When Behzad married Zeinab, her 17-year-old cousin, he was 12. Now they have a son and Behzad, at the age of 13, is Iran’s youngest father.

Behzad’s mother left her when he was 2, and Behzad grows up with his step-mother and step brother and sisters. Behzad never went to school, is illiterate and suffered a lot during his childhood.

Poverty, absence of mother and precocious puberty of Behzad, as well as Zeinab’s fatherlessness and family problems made Behzad and Zeinab to marry in childhood. Behzad, his wife and son live together with Zeinab’s mother, sisters and brothers in a parking in a poor neighborhood on the suburbs of Kerman.

They live under very poor conditions. The area where they leave is usually freezing cold and they don’t even have a heater.

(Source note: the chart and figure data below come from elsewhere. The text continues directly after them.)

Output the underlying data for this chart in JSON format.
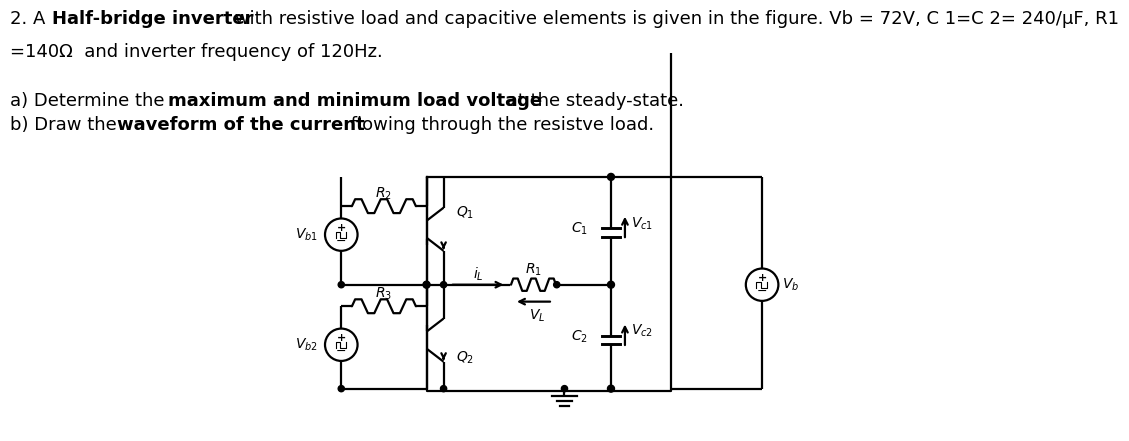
{
  "bg_color": "#ffffff",
  "text_color": "#000000",
  "font_size": 13,
  "lw": 1.6,
  "label_fs": 10,
  "title1_normal1": "2. A ",
  "title1_bold": "Half-bridge inverter",
  "title1_normal2": " with resistive load and capacitive elements is given in the figure. Vb = 72V, C 1=C 2= 240/μF, R1",
  "title2": "=140Ω  and inverter frequency of 120Hz.",
  "parta_normal1": "a) Determine the ",
  "parta_bold": "maximum and minimum load voltage",
  "parta_normal2": " at the steady-state.",
  "partb_normal1": "b) Draw the ",
  "partb_bold": "waveform of the current",
  "partb_normal2": " flowing through the resistve load."
}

They also have no means entertainment, no TV, etc. Zeinab’s sister and two younger brothers don’t go to school due to poverty. Behzad is a labor but is not usually employed as he is very young and weak, and because employers prefer stronger men. That’s why Behzad remains idle on many days.

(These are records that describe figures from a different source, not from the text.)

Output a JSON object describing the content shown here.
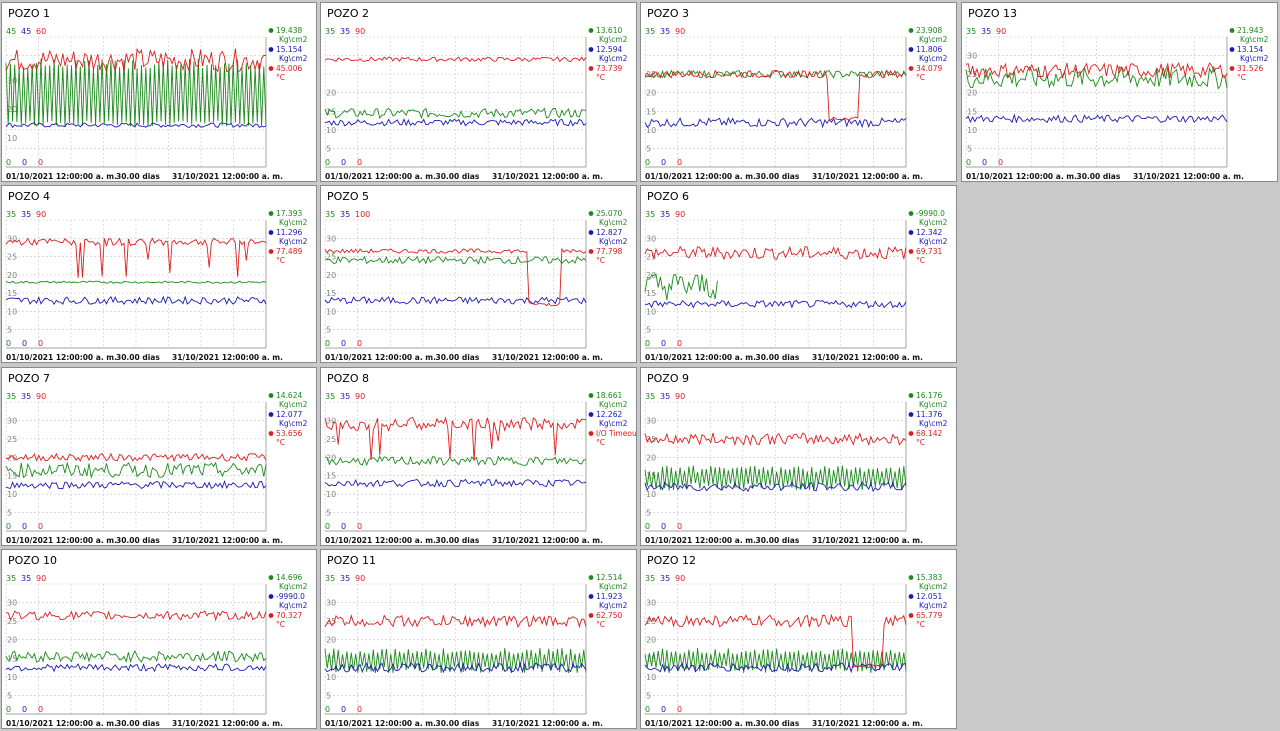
{
  "colors": {
    "pressure_1": "#1d8a1d",
    "pressure_2": "#1a1ab4",
    "temperature": "#dc1e1e",
    "grid": "#c8c8c8"
  },
  "x_axis": {
    "start": "01/10/2021 12:00:00 a. m.",
    "span": "30.00 dias",
    "end": "31/10/2021 12:00:00 a. m."
  },
  "chart_data": [
    {
      "id": "p1",
      "title": "POZO 1",
      "type": "line",
      "top": {
        "green": "45",
        "blue": "45",
        "red": "60"
      },
      "bottom": {
        "green": "0",
        "blue": "0",
        "red": "0"
      },
      "yticks": [
        "30",
        "20",
        "10"
      ],
      "ylim": [
        0,
        45
      ],
      "series": [
        {
          "name": "Kg\\cm2",
          "value": "19.438",
          "color": "#1d8a1d",
          "level": 34,
          "noise": 7,
          "pattern": "osc",
          "osc_low": 14
        },
        {
          "name": "Kg\\cm2",
          "value": "15.154",
          "color": "#1a1ab4",
          "level": 14.5,
          "noise": 0.8,
          "pattern": "flat"
        },
        {
          "name": "°C",
          "value": "45.006",
          "color": "#dc1e1e",
          "level": 37,
          "noise": 4,
          "pattern": "noisy"
        }
      ]
    },
    {
      "id": "p2",
      "title": "POZO 2",
      "type": "line",
      "top": {
        "green": "35",
        "blue": "35",
        "red": "90"
      },
      "bottom": {
        "green": "0",
        "blue": "0",
        "red": "0"
      },
      "yticks": [
        "20",
        "15",
        "10",
        "5"
      ],
      "ylim": [
        0,
        35
      ],
      "series": [
        {
          "name": "Kg\\cm2",
          "value": "13.610",
          "color": "#1d8a1d",
          "level": 14.5,
          "noise": 1.3,
          "pattern": "noisy"
        },
        {
          "name": "Kg\\cm2",
          "value": "12.594",
          "color": "#1a1ab4",
          "level": 12,
          "noise": 0.9,
          "pattern": "noisy"
        },
        {
          "name": "°C",
          "value": "73.739",
          "color": "#dc1e1e",
          "level": 29,
          "noise": 0.6,
          "pattern": "flat"
        }
      ]
    },
    {
      "id": "p3",
      "title": "POZO 3",
      "type": "line",
      "top": {
        "green": "35",
        "blue": "35",
        "red": "90"
      },
      "bottom": {
        "green": "0",
        "blue": "0",
        "red": "0"
      },
      "yticks": [
        "25",
        "20",
        "15",
        "10",
        "5"
      ],
      "ylim": [
        0,
        35
      ],
      "series": [
        {
          "name": "Kg\\cm2",
          "value": "23.908",
          "color": "#1d8a1d",
          "level": 25,
          "noise": 1.0,
          "pattern": "noisy"
        },
        {
          "name": "Kg\\cm2",
          "value": "11.806",
          "color": "#1a1ab4",
          "level": 12,
          "noise": 1.2,
          "pattern": "noisy"
        },
        {
          "name": "°C",
          "value": "34.079",
          "color": "#dc1e1e",
          "level": 25,
          "noise": 1.0,
          "pattern": "drop",
          "drop_level": 13,
          "drop_from": 0.7
        }
      ]
    },
    {
      "id": "p13",
      "title": "POZO 13",
      "type": "line",
      "top": {
        "green": "35",
        "blue": "35",
        "red": "90"
      },
      "bottom": {
        "green": "0",
        "blue": "0",
        "red": "0"
      },
      "yticks": [
        "30",
        "25",
        "20",
        "15",
        "10",
        "5"
      ],
      "ylim": [
        0,
        35
      ],
      "series": [
        {
          "name": "Kg\\cm2",
          "value": "21.943",
          "color": "#1d8a1d",
          "level": 24,
          "noise": 3,
          "pattern": "noisy"
        },
        {
          "name": "Kg\\cm2",
          "value": "13.154",
          "color": "#1a1ab4",
          "level": 13,
          "noise": 1.0,
          "pattern": "noisy"
        },
        {
          "name": "°C",
          "value": "31.526",
          "color": "#dc1e1e",
          "level": 26,
          "noise": 2,
          "pattern": "noisy"
        }
      ]
    },
    {
      "id": "p4",
      "title": "POZO 4",
      "type": "line",
      "top": {
        "green": "35",
        "blue": "35",
        "red": "90"
      },
      "bottom": {
        "green": "0",
        "blue": "0",
        "red": "0"
      },
      "yticks": [
        "30",
        "25",
        "20",
        "15",
        "10",
        "5"
      ],
      "ylim": [
        0,
        35
      ],
      "series": [
        {
          "name": "Kg\\cm2",
          "value": "17.393",
          "color": "#1d8a1d",
          "level": 18,
          "noise": 0.3,
          "pattern": "flat"
        },
        {
          "name": "Kg\\cm2",
          "value": "11.296",
          "color": "#1a1ab4",
          "level": 13,
          "noise": 1.0,
          "pattern": "noisy"
        },
        {
          "name": "°C",
          "value": "77.489",
          "color": "#dc1e1e",
          "level": 29,
          "noise": 1.0,
          "pattern": "spikes"
        }
      ]
    },
    {
      "id": "p5",
      "title": "POZO 5",
      "type": "line",
      "top": {
        "green": "35",
        "blue": "35",
        "red": "100"
      },
      "bottom": {
        "green": "0",
        "blue": "0",
        "red": "0"
      },
      "yticks": [
        "30",
        "25",
        "20",
        "15",
        "10",
        "5"
      ],
      "ylim": [
        0,
        35
      ],
      "series": [
        {
          "name": "Kg\\cm2",
          "value": "25.070",
          "color": "#1d8a1d",
          "level": 24,
          "noise": 1.0,
          "pattern": "noisy"
        },
        {
          "name": "Kg\\cm2",
          "value": "12.827",
          "color": "#1a1ab4",
          "level": 13,
          "noise": 1.0,
          "pattern": "noisy"
        },
        {
          "name": "°C",
          "value": "77.798",
          "color": "#dc1e1e",
          "level": 26.5,
          "noise": 0.6,
          "pattern": "drop",
          "drop_level": 12,
          "drop_from": 0.78
        }
      ]
    },
    {
      "id": "p6",
      "title": "POZO 6",
      "type": "line",
      "top": {
        "green": "35",
        "blue": "35",
        "red": "90"
      },
      "bottom": {
        "green": "0",
        "blue": "0",
        "red": "0"
      },
      "yticks": [
        "30",
        "25",
        "20",
        "15",
        "10",
        "5"
      ],
      "ylim": [
        0,
        35
      ],
      "series": [
        {
          "name": "Kg\\cm2",
          "value": "-9990.0",
          "color": "#1d8a1d",
          "level": 17,
          "noise": 4,
          "pattern": "partial",
          "until": 0.28
        },
        {
          "name": "Kg\\cm2",
          "value": "12.342",
          "color": "#1a1ab4",
          "level": 12,
          "noise": 1.0,
          "pattern": "noisy"
        },
        {
          "name": "°C",
          "value": "69.731",
          "color": "#dc1e1e",
          "level": 26,
          "noise": 1.8,
          "pattern": "noisy"
        }
      ]
    },
    {
      "id": "p7",
      "title": "POZO 7",
      "type": "line",
      "top": {
        "green": "35",
        "blue": "35",
        "red": "90"
      },
      "bottom": {
        "green": "0",
        "blue": "0",
        "red": "0"
      },
      "yticks": [
        "30",
        "25",
        "20",
        "15",
        "10",
        "5"
      ],
      "ylim": [
        0,
        35
      ],
      "series": [
        {
          "name": "Kg\\cm2",
          "value": "14.624",
          "color": "#1d8a1d",
          "level": 16.5,
          "noise": 2,
          "pattern": "noisy"
        },
        {
          "name": "Kg\\cm2",
          "value": "12.077",
          "color": "#1a1ab4",
          "level": 12.5,
          "noise": 1.0,
          "pattern": "noisy"
        },
        {
          "name": "°C",
          "value": "53.656",
          "color": "#dc1e1e",
          "level": 20,
          "noise": 1.0,
          "pattern": "noisy"
        }
      ]
    },
    {
      "id": "p8",
      "title": "POZO 8",
      "type": "line",
      "top": {
        "green": "35",
        "blue": "35",
        "red": "90"
      },
      "bottom": {
        "green": "0",
        "blue": "0",
        "red": "0"
      },
      "yticks": [
        "30",
        "25",
        "20",
        "15",
        "10",
        "5"
      ],
      "ylim": [
        0,
        35
      ],
      "series": [
        {
          "name": "Kg\\cm2",
          "value": "18.661",
          "color": "#1d8a1d",
          "level": 19,
          "noise": 1.2,
          "pattern": "noisy"
        },
        {
          "name": "Kg\\cm2",
          "value": "12.262",
          "color": "#1a1ab4",
          "level": 13,
          "noise": 1.0,
          "pattern": "noisy"
        },
        {
          "name": "°C",
          "value": "I/O Timeout",
          "color": "#dc1e1e",
          "level": 29,
          "noise": 1.8,
          "pattern": "spikes"
        }
      ]
    },
    {
      "id": "p9",
      "title": "POZO 9",
      "type": "line",
      "top": {
        "green": "35",
        "blue": "35",
        "red": "90"
      },
      "bottom": {
        "green": "0",
        "blue": "0",
        "red": "0"
      },
      "yticks": [
        "30",
        "25",
        "20",
        "15",
        "10",
        "5"
      ],
      "ylim": [
        0,
        35
      ],
      "series": [
        {
          "name": "Kg\\cm2",
          "value": "16.176",
          "color": "#1d8a1d",
          "level": 16,
          "noise": 3.5,
          "pattern": "osc",
          "osc_low": 11
        },
        {
          "name": "Kg\\cm2",
          "value": "11.376",
          "color": "#1a1ab4",
          "level": 12,
          "noise": 1.2,
          "pattern": "noisy"
        },
        {
          "name": "°C",
          "value": "68.142",
          "color": "#dc1e1e",
          "level": 25,
          "noise": 1.6,
          "pattern": "noisy"
        }
      ]
    },
    {
      "id": "p10",
      "title": "POZO 10",
      "type": "line",
      "top": {
        "green": "35",
        "blue": "35",
        "red": "90"
      },
      "bottom": {
        "green": "0",
        "blue": "0",
        "red": "0"
      },
      "yticks": [
        "30",
        "25",
        "20",
        "15",
        "10",
        "5"
      ],
      "ylim": [
        0,
        35
      ],
      "series": [
        {
          "name": "Kg\\cm2",
          "value": "14.696",
          "color": "#1d8a1d",
          "level": 15.5,
          "noise": 1.5,
          "pattern": "noisy"
        },
        {
          "name": "Kg\\cm2",
          "value": "-9990.0",
          "color": "#1a1ab4",
          "level": 12.5,
          "noise": 1.0,
          "pattern": "noisy"
        },
        {
          "name": "°C",
          "value": "70.327",
          "color": "#dc1e1e",
          "level": 26.5,
          "noise": 1.2,
          "pattern": "noisy"
        }
      ]
    },
    {
      "id": "p11",
      "title": "POZO 11",
      "type": "line",
      "top": {
        "green": "35",
        "blue": "35",
        "red": "90"
      },
      "bottom": {
        "green": "0",
        "blue": "0",
        "red": "0"
      },
      "yticks": [
        "30",
        "25",
        "20",
        "15",
        "10",
        "5"
      ],
      "ylim": [
        0,
        35
      ],
      "series": [
        {
          "name": "Kg\\cm2",
          "value": "12.514",
          "color": "#1d8a1d",
          "level": 16,
          "noise": 3.5,
          "pattern": "osc",
          "osc_low": 11
        },
        {
          "name": "Kg\\cm2",
          "value": "11.923",
          "color": "#1a1ab4",
          "level": 12.5,
          "noise": 1.2,
          "pattern": "noisy"
        },
        {
          "name": "°C",
          "value": "62.750",
          "color": "#dc1e1e",
          "level": 25,
          "noise": 1.6,
          "pattern": "noisy"
        }
      ]
    },
    {
      "id": "p12",
      "title": "POZO 12",
      "type": "line",
      "top": {
        "green": "35",
        "blue": "35",
        "red": "90"
      },
      "bottom": {
        "green": "0",
        "blue": "0",
        "red": "0"
      },
      "yticks": [
        "30",
        "25",
        "20",
        "15",
        "10",
        "5"
      ],
      "ylim": [
        0,
        35
      ],
      "series": [
        {
          "name": "Kg\\cm2",
          "value": "15.383",
          "color": "#1d8a1d",
          "level": 16,
          "noise": 3.5,
          "pattern": "osc",
          "osc_low": 11
        },
        {
          "name": "Kg\\cm2",
          "value": "12.051",
          "color": "#1a1ab4",
          "level": 12.5,
          "noise": 1.2,
          "pattern": "noisy"
        },
        {
          "name": "°C",
          "value": "65.779",
          "color": "#dc1e1e",
          "level": 25,
          "noise": 1.6,
          "pattern": "drop",
          "drop_level": 13,
          "drop_from": 0.79
        }
      ]
    }
  ]
}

Like many other couples who got married during childhood, Behzad and Zeinab are suffering a lot and face problems such as poverty, lack of education, mental and physical health, lack of facilities, lack of social dignity and a gloomy future ahead of them.

Statistics on married children in Iran are contradictory and not precise. According to the country’s Civil Registration more than 42000 stance of marriage for children between 10 to 14 years old were registered in the Persian year between March 2010 to March 2011.  Experts say, however, that this statistics rather look like an effort to deny the problem of child marriage.

Child marriage is a real, global problem which exists everywhere from the middle East to Latin America, south Asia and even Europe. South Asia has the highest rate of child marriage.

The international community cannot do anything to lower global poverty unless it manages to remedy the problem of child marriage.